Agile Java Man: November 2017

Sunday, November 19, 2017

The what and why of ALS

ALS is another matrix decomposition technique. It has been used by people like Netflix in recommender systems. "The idea of characterizing users as collections of items, and items as collections of users, is the basis of collaborative filtering, in which users are clustered based on common item preferences, and items are clustered based on the affinities of common users."[1]

In ALS, "you decompose your large user/item matrix into lower dimensional user factors and item factors" (Quora).

The algorithm distributes easily and Spark implements it out-of-the-box.

What is it?

The maths behind it says: imagine a matrix of ratings, R, that approximates to X^TY where X represents the users and Y the items.

Thus, the problem is reduced to:

min_X,Y = Σ_{r_ui}(r_ui - x_u^Ty_i)² + λ (Σ_u||x_u||² + Σ_i||y_i||²)

So, basically we want to minimize a standard least squares problem plus an error. ALS does this by fixing X then solving for Y, then fixing Y solving for X. Rinse and repeat until it converges to an answer.

But why?

But that's not the interesting thing (to me, at least). The question is why it works.

The error in the above equation is often referred to as regularization. "Regularization is a technique to structure the parameters in a form we prefer, often to solve the problem of overfitting" [2] This regularization penalizes outliers. OK, but that's unsatisfactory. Why did we choose that particular equation?

A little digging found this on StackExchange. Basically, if we say:

R = X^TY + ε

where ε is the error with a Gaussian distribution, our minimization equation drops out naturally.

If the problem is ill-posed (ie, there is not a unique solution) then we introduce the assumptions that the distribution is a multivariate Gaussian. The conjugate prior of a Gaussian is another Gaussian. Taking the log of the product of the distribution and its conjugate prior, we see something very like the min_X,Y equation above. (See the section on the Bayesian interpretation of Tikhonov Regularization).

This comes straight from Bayes theorem where we ignore the denominator as it does not depend on our parameters (see maximum a posteriori or MAP). We then maximize the parameters (by differentiating) and find the most likely parameters.
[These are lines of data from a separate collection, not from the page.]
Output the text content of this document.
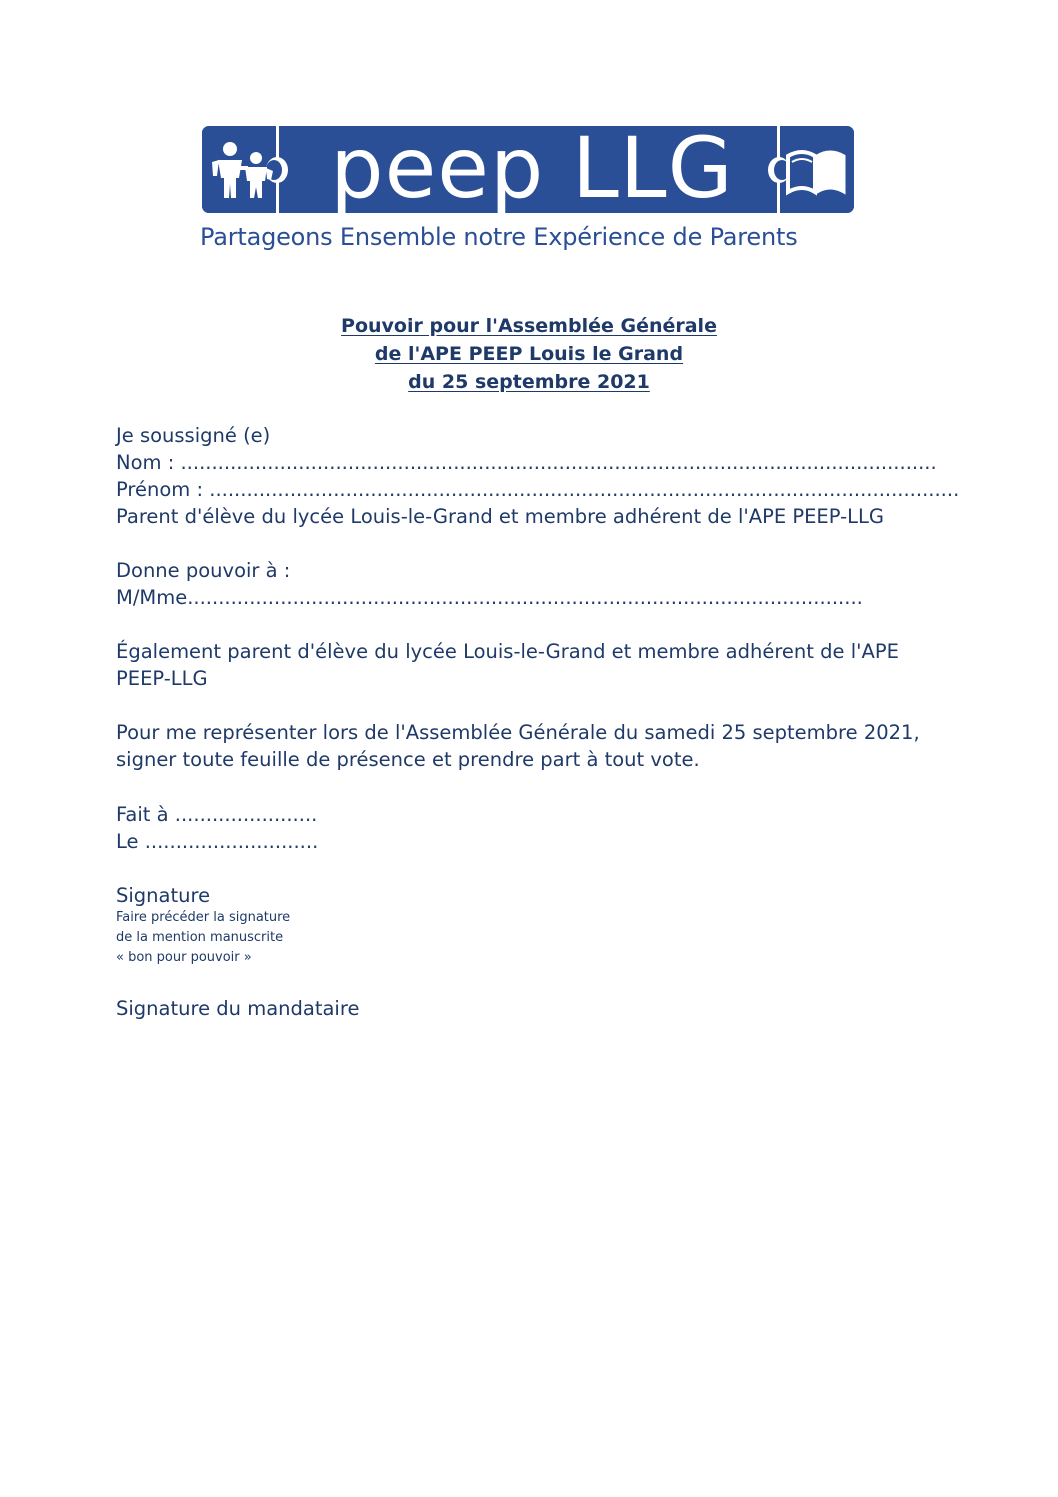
peep LLG
Partageons Ensemble notre Expérience de Parents
Pouvoir pour l'Assemblée Générale
de l'APE PEEP Louis le Grand
du 25 septembre 2021
Je soussigné (e)
Nom : ..........................................................................................................................
Prénom : .........................................................................................................................
Parent d'élève du lycée Louis-le-Grand et membre adhérent de l'APE PEEP-LLG
Donne pouvoir à :
M/Mme.............................................................................................................
Également parent d'élève du lycée Louis-le-Grand et membre adhérent de l'APE
PEEP-LLG
Pour me représenter lors de l'Assemblée Générale du samedi 25 septembre 2021,
signer toute feuille de présence et prendre part à tout vote.
Fait à .......................
Le ............................
Signature
Faire précéder la signature
de la mention manuscrite
« bon pour pouvoir »
Signature du mandataire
MAP deserves a blog post all to itself and I will do that when I have time.

Convexity

"The term 'convex' can be applied to both sets and to functions. A set S ∈ ℝⁿis a convex set if the straight line segment connecting any two points in S lies entirely in S... The function f is a convex function if its domain S is a convex set and if for any two points x and y in S, the following property is satisfied:

f(α x + (1-α) y) ≤ αf(x) + (1-α)f(y)

Interesting properties derive from this.

"For convex programming problems, and more particularly for linear programs, local solutions are also global solutions. General nonlinear problems, both constrained and unconstrained, may posses local solutions that are not global solutions" [3] (Convex programming describes a constrained optimization problem where the objective function is convex, the equality constraint functions are linear and the inequality functions are concave [see 3, p8]

"If the objective function in the optimization problem and the feasible region are both convex, then any local solution is in fact a global solution." [3]

An interesting explanation for why this is the case is here on StackExchange. If x^* is the lowest point of f, the substituting in any other x will always reduce the equation to f(x^*) > f(x). Try it!

For the equation to hold, f must be a linear equation. Since the minimization equation above has a quadratic, it is not linear so approximating it is the only option.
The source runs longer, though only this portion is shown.